Non-Functional Requirements

NFRs are the qualities a system must have (“the system should be…”), as opposed to features (“users can…”). In an interview, pick 3–4 that actually drive the design and quantify them — “low latency” is a wish every system shares; “home timeline renders in < 200 ms” is a requirement that names a target.

The checklist

Pull your 3–4 from these. Mnemonic: FCC + SLEDS.

NFR	The question to ask
Fault tolerance	How well must it keep working through failures?
CAP	Consistency or availability under a network partition? (Partition tolerance is a given.)
Compliance	Legal / regulatory / industry standards?
Scalability	DAU/MAU, QPS, bursty traffic, read:write ratio?
Latency	How fast, on which operations specifically?
Environment	Mobile battery, limited memory/bandwidth?
Durability	How bad is data loss? (Social feed vs. bank ledger.)
Security	Data protection, access control?

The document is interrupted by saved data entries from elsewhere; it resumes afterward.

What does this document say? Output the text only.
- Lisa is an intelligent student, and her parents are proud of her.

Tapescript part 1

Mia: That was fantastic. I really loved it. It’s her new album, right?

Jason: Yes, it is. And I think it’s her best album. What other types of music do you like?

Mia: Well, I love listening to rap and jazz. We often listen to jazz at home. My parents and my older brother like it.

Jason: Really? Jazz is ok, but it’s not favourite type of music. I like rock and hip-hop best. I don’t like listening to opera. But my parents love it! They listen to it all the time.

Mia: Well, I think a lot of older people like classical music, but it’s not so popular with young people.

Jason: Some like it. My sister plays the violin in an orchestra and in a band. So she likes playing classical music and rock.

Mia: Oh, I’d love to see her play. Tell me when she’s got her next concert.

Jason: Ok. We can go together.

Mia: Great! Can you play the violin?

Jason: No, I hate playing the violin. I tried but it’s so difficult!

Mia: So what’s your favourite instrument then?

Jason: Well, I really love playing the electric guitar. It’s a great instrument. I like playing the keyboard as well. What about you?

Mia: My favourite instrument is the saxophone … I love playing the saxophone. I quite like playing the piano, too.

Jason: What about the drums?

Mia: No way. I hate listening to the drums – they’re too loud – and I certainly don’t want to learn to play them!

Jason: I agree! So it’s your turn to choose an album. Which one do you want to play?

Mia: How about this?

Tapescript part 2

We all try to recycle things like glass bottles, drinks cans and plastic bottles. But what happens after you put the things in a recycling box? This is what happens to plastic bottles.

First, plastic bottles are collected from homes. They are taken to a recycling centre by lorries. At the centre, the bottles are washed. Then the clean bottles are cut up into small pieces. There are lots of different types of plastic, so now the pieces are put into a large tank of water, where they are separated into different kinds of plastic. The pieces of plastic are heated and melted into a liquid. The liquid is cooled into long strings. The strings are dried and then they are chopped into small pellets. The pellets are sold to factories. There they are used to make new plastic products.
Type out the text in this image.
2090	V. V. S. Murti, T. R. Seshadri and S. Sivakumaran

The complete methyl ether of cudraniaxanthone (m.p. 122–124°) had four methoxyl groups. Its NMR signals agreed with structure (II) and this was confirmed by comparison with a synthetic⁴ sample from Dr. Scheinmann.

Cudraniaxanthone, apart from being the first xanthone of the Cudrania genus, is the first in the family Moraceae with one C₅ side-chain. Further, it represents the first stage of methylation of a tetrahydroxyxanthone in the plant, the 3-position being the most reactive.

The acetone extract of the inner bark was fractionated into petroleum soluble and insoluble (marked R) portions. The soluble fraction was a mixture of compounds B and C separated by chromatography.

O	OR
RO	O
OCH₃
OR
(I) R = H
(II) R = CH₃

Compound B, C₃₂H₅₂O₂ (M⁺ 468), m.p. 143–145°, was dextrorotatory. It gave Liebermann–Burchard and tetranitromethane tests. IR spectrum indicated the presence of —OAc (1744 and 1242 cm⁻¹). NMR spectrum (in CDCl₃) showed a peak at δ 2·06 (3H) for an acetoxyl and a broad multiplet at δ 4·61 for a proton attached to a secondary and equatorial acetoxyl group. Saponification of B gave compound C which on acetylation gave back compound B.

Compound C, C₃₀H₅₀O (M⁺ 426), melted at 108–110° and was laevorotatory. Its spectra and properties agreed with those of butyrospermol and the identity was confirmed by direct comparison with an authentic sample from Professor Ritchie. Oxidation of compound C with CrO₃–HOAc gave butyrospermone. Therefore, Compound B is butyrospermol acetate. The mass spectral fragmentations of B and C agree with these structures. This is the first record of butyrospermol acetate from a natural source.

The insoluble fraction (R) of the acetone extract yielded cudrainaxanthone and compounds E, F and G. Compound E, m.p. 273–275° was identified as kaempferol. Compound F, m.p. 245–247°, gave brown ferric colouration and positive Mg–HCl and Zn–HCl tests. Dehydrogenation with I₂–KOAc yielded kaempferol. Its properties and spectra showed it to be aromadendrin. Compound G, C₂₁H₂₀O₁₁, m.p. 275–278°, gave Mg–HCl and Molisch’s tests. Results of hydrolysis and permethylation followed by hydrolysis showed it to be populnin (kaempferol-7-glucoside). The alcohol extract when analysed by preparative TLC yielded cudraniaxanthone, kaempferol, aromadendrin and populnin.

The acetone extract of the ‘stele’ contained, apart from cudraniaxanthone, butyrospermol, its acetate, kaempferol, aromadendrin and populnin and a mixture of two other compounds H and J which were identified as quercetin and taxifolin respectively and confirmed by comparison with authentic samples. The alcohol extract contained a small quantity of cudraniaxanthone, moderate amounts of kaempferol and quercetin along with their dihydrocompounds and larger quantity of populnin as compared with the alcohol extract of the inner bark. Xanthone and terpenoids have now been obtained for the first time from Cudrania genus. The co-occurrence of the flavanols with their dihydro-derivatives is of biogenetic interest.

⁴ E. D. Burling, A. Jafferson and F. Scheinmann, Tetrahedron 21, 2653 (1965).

Availability, CAP & fault tolerance — untangled

This cluster gets conflated constantly. Keep them separate:

Availability / uptime — a real, quantifiable NFR target: % of time the system is up, in nines (99.9% ≈ 8.7 h down/yr, 99.99% ≈ 52 min/yr). This is the goal.
CAP’s “A” is not this. CAP-availability means “every request still gets a response during a network partition” — a behavior-under-partition property, not a percentage of uptime. Same word, different concept; don’t state your uptime target as “the A in CAP.”
High availability and fault tolerance are the approach, not the target — how you hit an uptime number by surviving failures:
- High availability (HA) — minimizes downtime; on failure a standby is promoted, so there’s a brief interruption.
- Fault tolerance (FT) — runs continuously through a failure with no noticeable gap, because redundant components serve in parallel.
- The difference is the failover gap: HA has a small one, FT has none.
Redundancy, failover, recovery are tools — the mechanisms that implement HA/FT. Not requirements in themselves.

So on a strict list the genuine NFRs are the targets (uptime %, durability, latency…). “Fault tolerance” is either the means to the uptime target or a sharper restatement of it — “survive an AZ loss with no gap” — not a separate axis.

HA and FT aren’t a binary — they’re the top rungs of a redundancy ladder, each shortening the failover gap at higher cost. The line: HA still has a promote step, FT doesn’t.

Posture	Backup state	Failover
No redundancy (SPOF)	none	full outage
Cold standby	off	minutes–hours (boot + restore)
Warm standby	running, not serving	seconds–minutes (promote)	HA
Hot standby (active-passive)	live, ready	sub-second (promote)	HA
Active-active	all nodes serving	none — just lost capacity	FT
Lockstep + voter	parallel, in sync	none — fault masked	FT